When Ferdinand’s bitterness comes pouring out in a torrent of savage eloquence, Christine recognizes a kindred spirit. Unlike the priggish Nelly or the paunchy Franz, here is someone who refuses to accept the radically diminished expectations imposed by the war. A potent system of imagery links the two. Christine feels “like a severed finger still warm yet without feeling or strength.” A finger is exactly what Ferdinand has injured, but, he says, “you wouldn’t believe what a dead finger does to a living hand.” But that is not his only disability. “Once they’ve cut six years out of your body…you’re always a kind of cripple.” This is what it feels like to be dispossessed, to be marginalized, to be cheated out of the life you could have had and the person you could have been: it feels like you’ve been cut in half.
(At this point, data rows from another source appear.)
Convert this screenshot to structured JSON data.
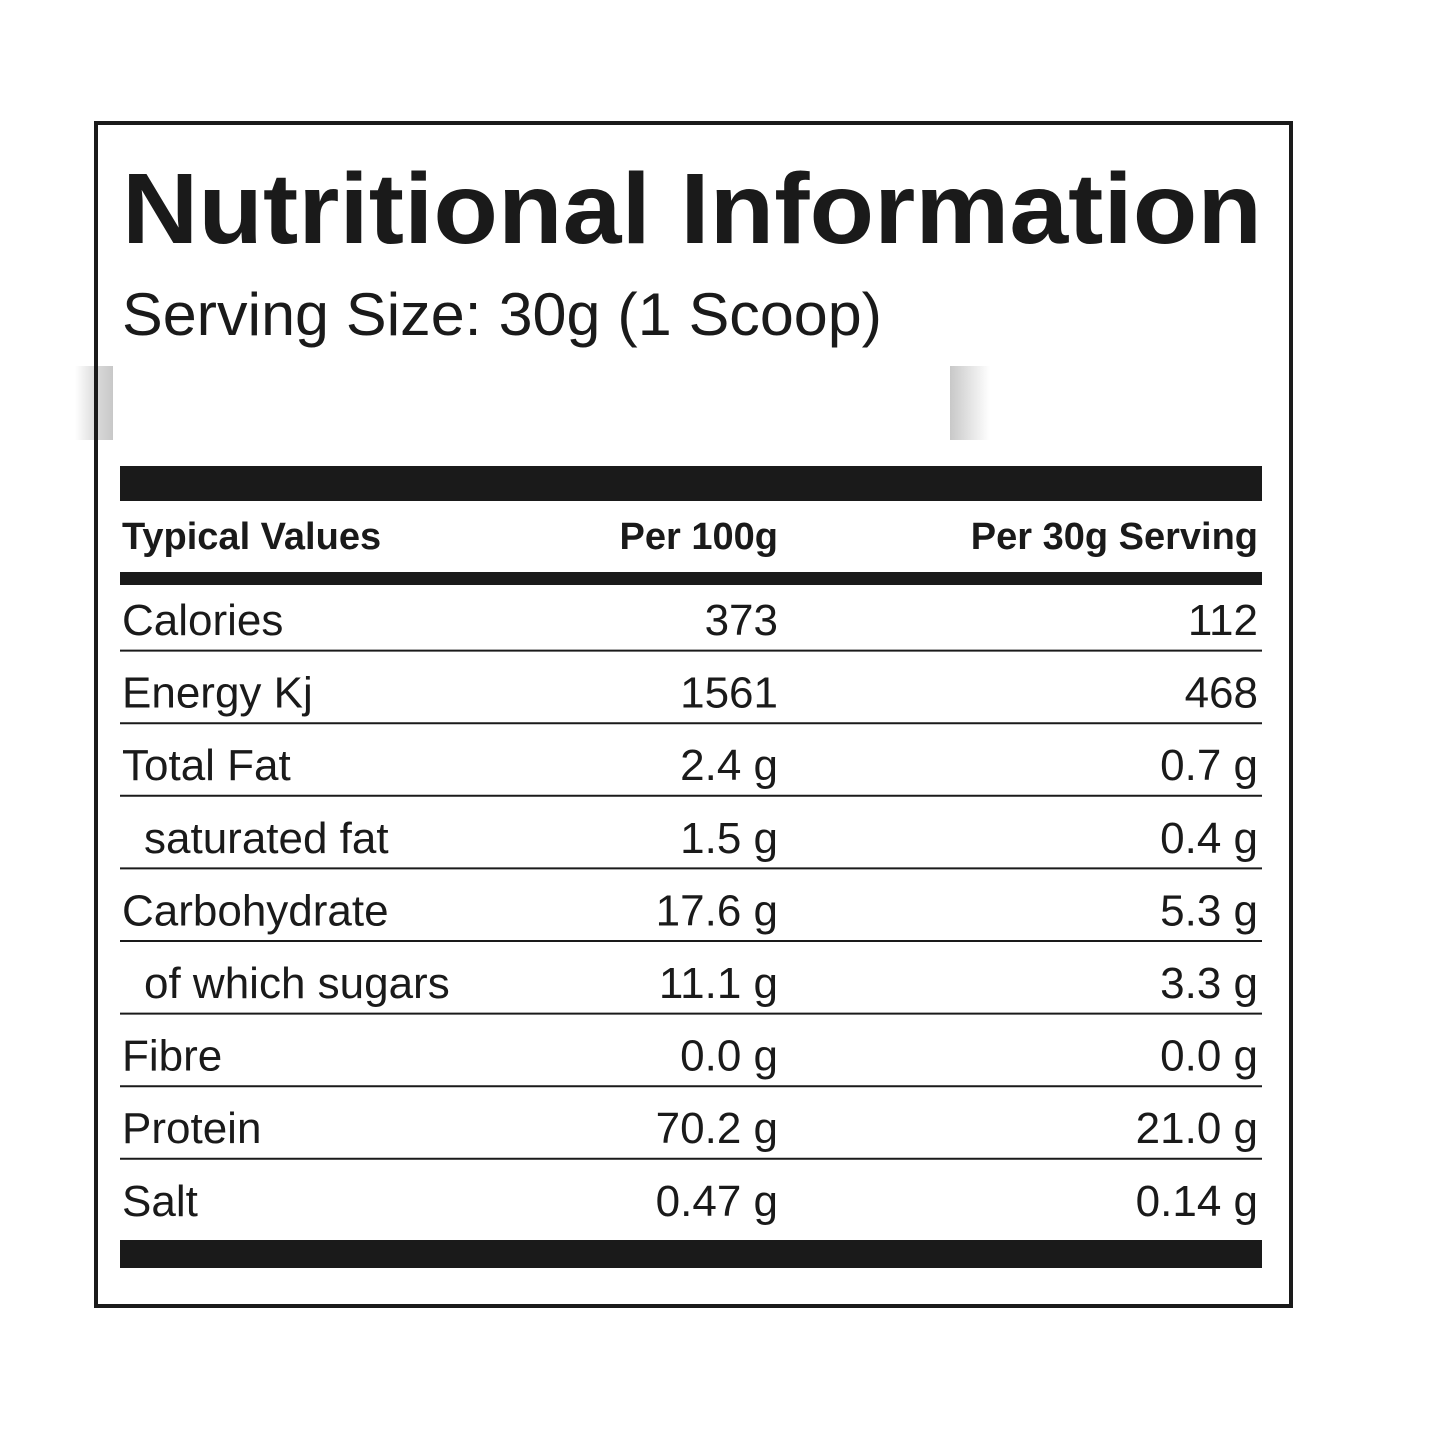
{
  "header": {
    "title": "Nutritional Information",
    "serving_size": "Serving Size: 30g (1 Scoop)"
  },
  "table": {
    "columns": [
      "Typical Values",
      "Per 100g",
      "Per 30g  Serving"
    ],
    "rows": [
      [
        "Calories",
        "373",
        "112"
      ],
      [
        "Energy Kj",
        "1561",
        "468"
      ],
      [
        "Total Fat",
        "2.4 g",
        "0.7 g"
      ],
      [
        "saturated fat",
        "1.5 g",
        "0.4 g"
      ],
      [
        "Carbohydrate",
        "17.6 g",
        "5.3 g"
      ],
      [
        "of which sugars",
        "11.1 g",
        "3.3 g"
      ],
      [
        "Fibre",
        "0.0 g",
        "0.0 g"
      ],
      [
        "Protein",
        "70.2 g",
        "21.0 g"
      ],
      [
        "Salt",
        "0.47 g",
        "0.14 g"
      ]
    ]
  }
}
Zweig is again tracing the commerce of body and soul, and the sensuousness of his earlier, happier descriptions pays off double here, because he renders the life of deprivation with equal immediacy. “The smell is suffocating,” Christine thinks of her attic room, “the smell of stale cigarette smoke, bad food, wet clothes, the smell of the old woman’s dread and worry and wheezing, the awful smell of poverty.” “Poverty stinks,” Ferdinand echoes her, “stinks like a ground-floor room off an air-shaft, or clothes that need changing. You smell it yourself, as though you were made of sewage.” Poverty isn’t just doing without; it is also shame and impotence and self-disgust. War isn’t just bullets; it is also what happens afterward.
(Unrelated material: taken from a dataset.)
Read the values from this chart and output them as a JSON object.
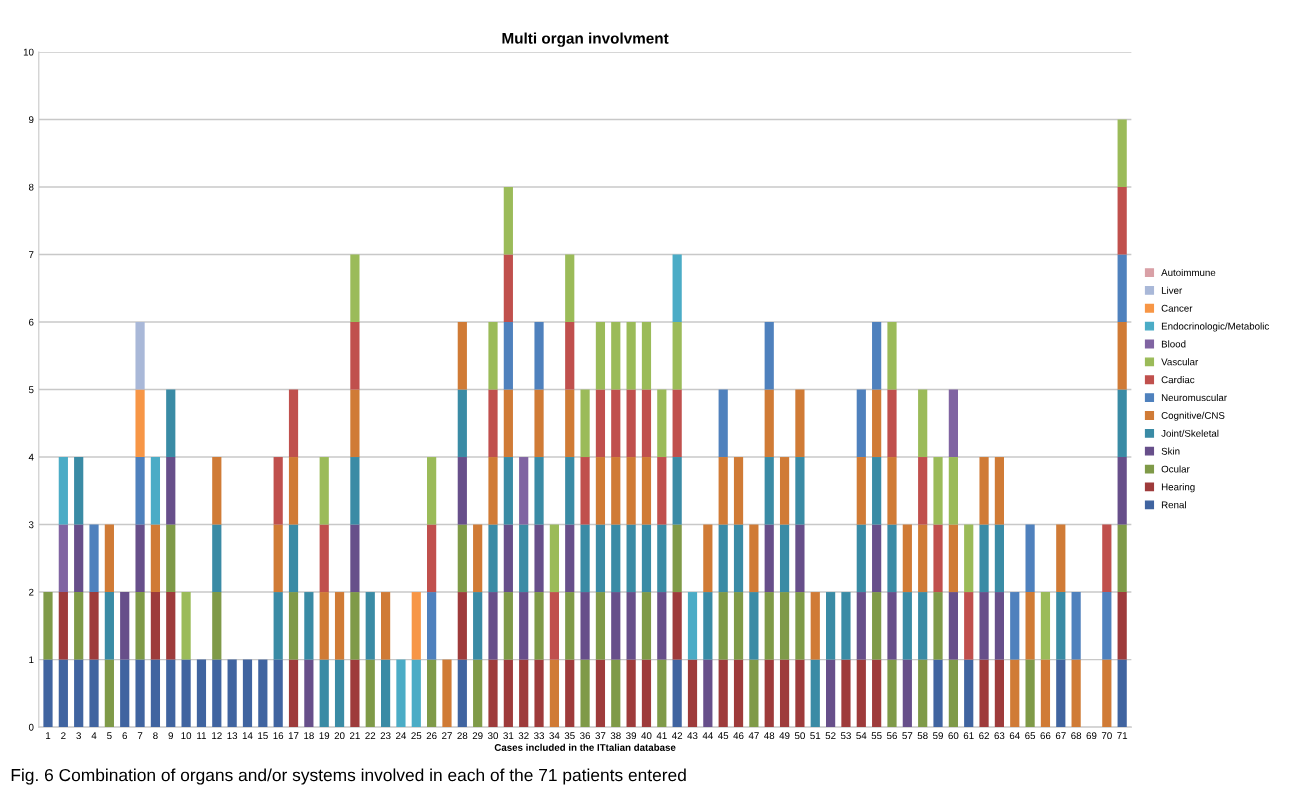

All of this represents an immeasurable advance over Zweig’s other fiction. Instead of a single emotion intensively examined within a narrow social frame–a fair description even, as its title suggests, of Beware of Pity, though that work is considerably longer than The Post-Office Girl–Zweig gives us fully rounded lives rooted in a broad historical context. This, he is telling us, is what the war has done to people. This is what history has made of their bodies. This is the fate of a whole generation. The question of historical luck, and thus of the possibility of alternative lives or selves, is everywhere at issue. Franz made it home right after the war; Ferdinand got stuck in Siberia for an extra two years. Klara was sent off to America; her sister Maria, Christine’s mother, spent the war working in a damp hospital basement. The postwar generation of girls is bold and shameless, but everywhere Christine looks she sees women like her, who have missed their chance at life.

The affair she begins with Ferdinand, two souls clinging together for friendship more than anything else, is no less immune than they to the withering circumstances of their lives. The couple contemplate suicide, then conceive a plan that will enable them to escape a different way. And that’s where the novel breaks off. Did Zweig intend to end it there? He might have. The narrative terminates at the conclusion of a scene, and on a thematically significant word. But it would have taken an even greater departure from his normal practice than any other the novel exhibits for Zweig to have suspended the story on such a radically Modernist note of openness, before even a climax, let alone a resolution. Zweig’s own death involved a suicide pact–he was found lying hand-in-hand with his second wife–and perhaps he simply never succeeded in imagining what a different ending could have looked like. On the other hand, by 1942, Christine and Ferdinand’s future would have been all too clear. The rage, the feelings of betrayal, the sense of wasted talent: the Great War’s toxic human residue, expressed so starkly in Ferdinand’s long denunciatory speeches, would fuel the politics of the 1930s. A million Ferdinands, roused by such tirades, would put on shirts of brown or black and dance the death march of Old Europe.